Event: the initial act

The way we name events
reveals our vision and place in the world.

📍 Event &amp meaning

What really happens when an event upsets us?
Three ways to interpret it, three paths to growth.

 

From the breaking point
to the turning point

Our brain systematically eliminates the idea that our lives are conditioned by unpredictable events. Instead, it lulls us into the deceptive illusion that we are masters of our own destiny.


Admitting this fact — which we observe daily through barely noticeable incidents — we emancipate ourselves from intellectual dependence.

We begin to listen to another source, one that inspires our inner voice and reveals itself through its fearless nature.

We place ourselves above our brain and take control of the situation, maintaining a healthy distance from the fears we once identified with. The brain then returns to its role as a simple tool in the service of our living projects.

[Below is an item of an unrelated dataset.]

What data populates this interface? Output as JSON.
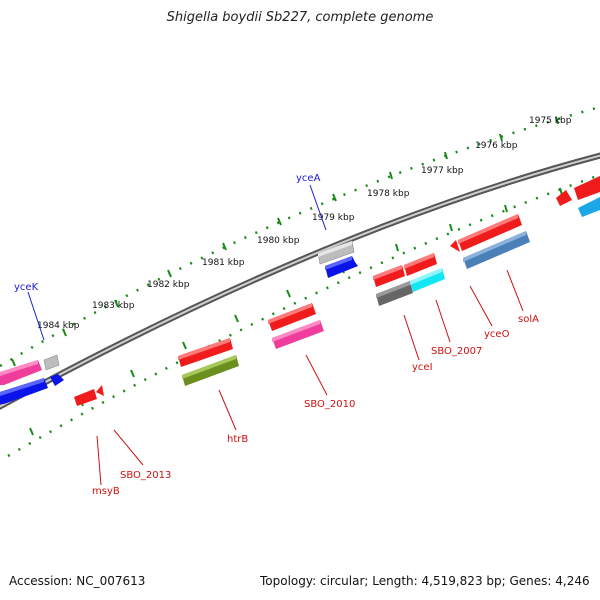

Exploring how we are anchored in reality.: it’s called
EVENT

Three layers define it

In the apparent linearity of a life’s path, the event emerges as a disjunction. It interrupts, unsettles, breaks the usual chain. Yet it can also — if welcomed, traversed, digested — become a turning point.

1. The event as the result of causality

In its older sense, the event was perceived as the final point in a sequence — outcome, verdict, sentence. This meaning has faded but lives on in the search for a “why” in patients. It becomes a presumed answer to guilt or a hidden order.

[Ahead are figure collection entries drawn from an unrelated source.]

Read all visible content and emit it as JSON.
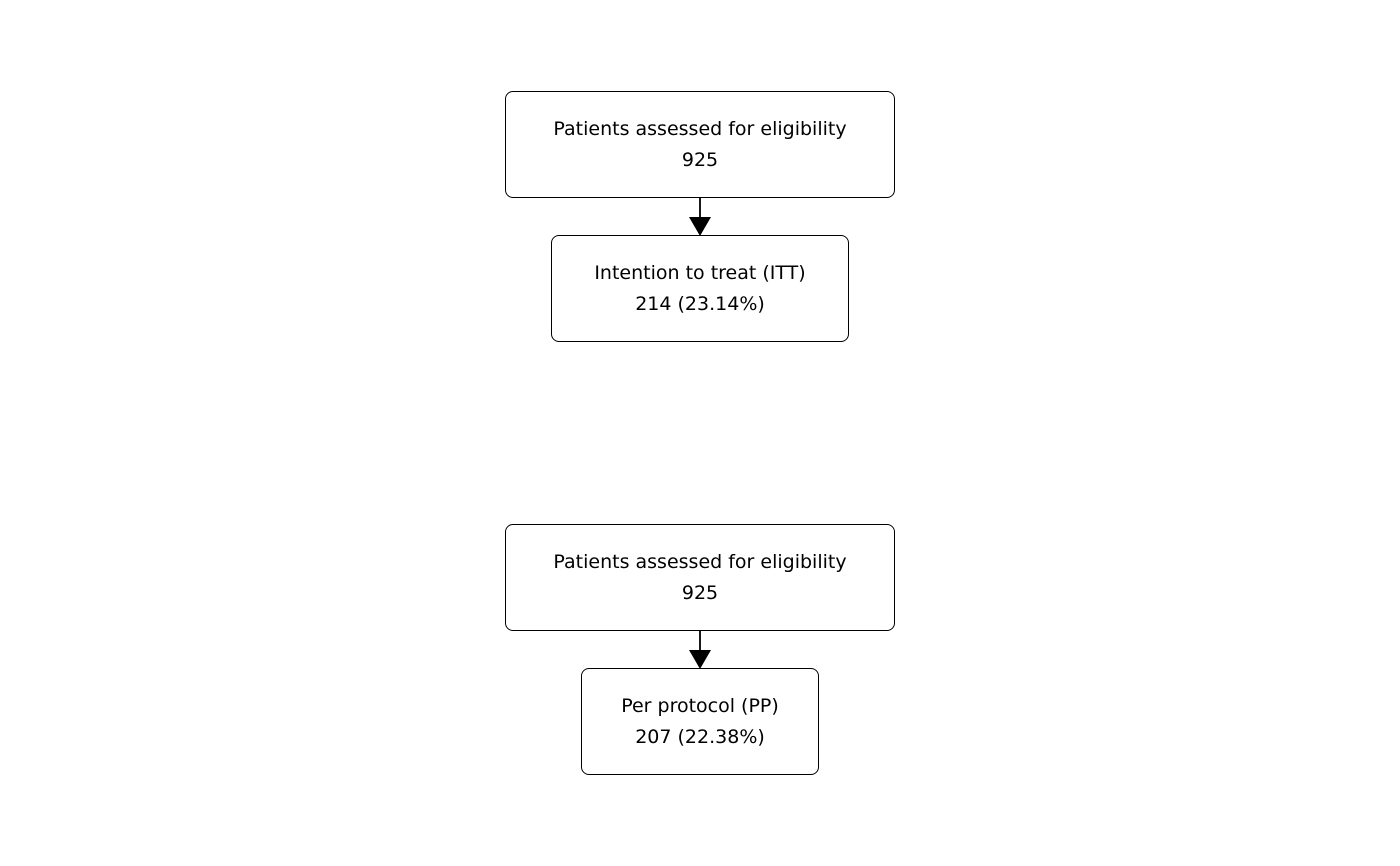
{
  "flowcharts": [
    {
      "top_box": {
        "label": "Patients assessed for eligibility",
        "count": "925"
      },
      "bottom_box": {
        "label": "Intention to treat (ITT)",
        "count": "214 (23.14%)"
      }
    },
    {
      "top_box": {
        "label": "Patients assessed for eligibility",
        "count": "925"
      },
      "bottom_box": {
        "label": "Per protocol (PP)",
        "count": "207 (22.38%)"
      }
    }
  ]
}
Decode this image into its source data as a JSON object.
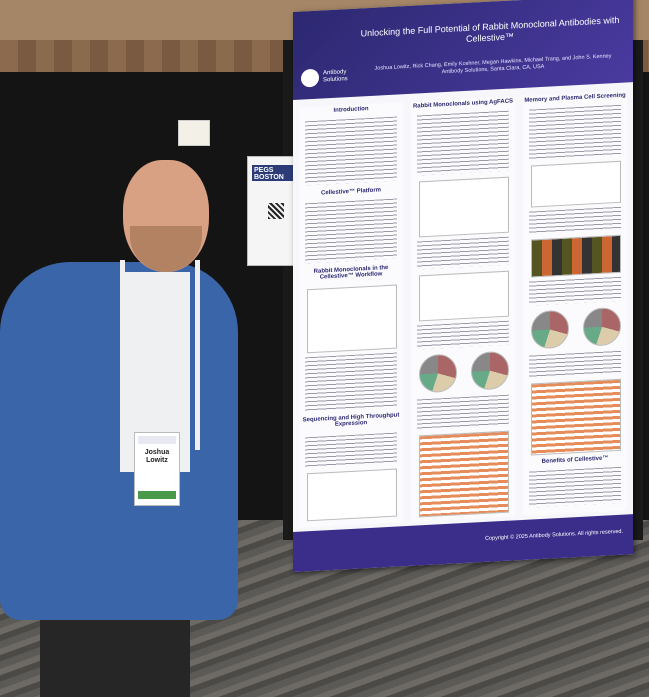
{
  "poster": {
    "title": "Unlocking the Full Potential of Rabbit Monoclonal Antibodies with Cellestive™",
    "authors": "Joshua Lowitz, Rick Chang, Emily Koshner, Megan Hawkins, Michael Trang, and John S. Kenney",
    "affiliation": "Antibody Solutions, Santa Clara, CA, USA",
    "logo_text": "Antibody Solutions",
    "sections": {
      "introduction": "Introduction",
      "platform": "Cellestive™ Platform",
      "workflow": "Rabbit Monoclonals in the Cellestive™ Workflow",
      "sequencing": "Sequencing and High Throughput Expression",
      "agfacs": "Rabbit Monoclonals using AgFACS",
      "memory": "Memory and Plasma Cell Screening",
      "benefits": "Benefits of Cellestive™"
    },
    "copyright": "Copyright © 2025 Antibody Solutions. All rights reserved."
  },
  "flyer": {
    "label": "PEGS BOSTON"
  },
  "badge": {
    "first_name": "Joshua",
    "last_name": "Lowitz"
  },
  "colors": {
    "poster_header": "#2c2870",
    "jacket": "#3a65a8"
  }
}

Holofeeling approach: set this frozen causality back in motion by transforming the fact into a call to turn inward.

2. The event as something that happens to a subject

The event is what happens to me. It becomes emotional: “sad”, “happy”, overwhelming. No longer the cause, it’s the subjective gaze that prevails. Trauma becomes a chance for self-listening, for breaking free from automatic judgment.

“What disturbs men is not things, but the judgments they make about them.” – Epictetus

3. The event as unexpected rupture

Disruption. Surprise. Breach. The event comes from outside. It is kairos – the fertile, unforeseen, timely moment. It is only understood in hindsight, sometimes long afterward. One can prepare for it through a gentle practice of welcoming the unpredictable.


IBM: a founding ethical code

IBM wasn’t founded by Mormons, but Thomas J. Watson Sr., its visionary leader, implemented a corporate culture deeply inspired by Methodist ethics. The motto: Respect, Service, Excellence.

Though these spiritual roots are now mostly forgotten, their traces persist in the collective behavior. The founding event — this breath of idealism — continues to act within the unconscious of the institution. An example of invisible transmission.


Pierre Gardelle: breathing before effort

Therapist Pierre Gardelle discovered that the only way not to run out of breath on a staircase is to breathe out fully just before the effort. A simple preventative breath changes the outcome of the event.

This seemingly minor act becomes a foundational metaphor: it is through daily training with micro-events that we learn to face major ruptures. Every daily tension becomes an exercise in presence.


Conclusion: the event as mirror

The event reveals us, not as victims, but as mirrors of our relation to reality. It reflects our relation to time, to others, and to ourselves. It invites us to move from narrative to silence, from reflex to listening, from imposed meaning to received meaning.

Suggested practice: each day, welcome a “micro-kairos” — an unexpected moment, a frustration, a silence — as a doorway to oneself.

“There is no great passage without an event, but no event without reception. Better to train daily in order to be ready for the great reception when the moment comes.”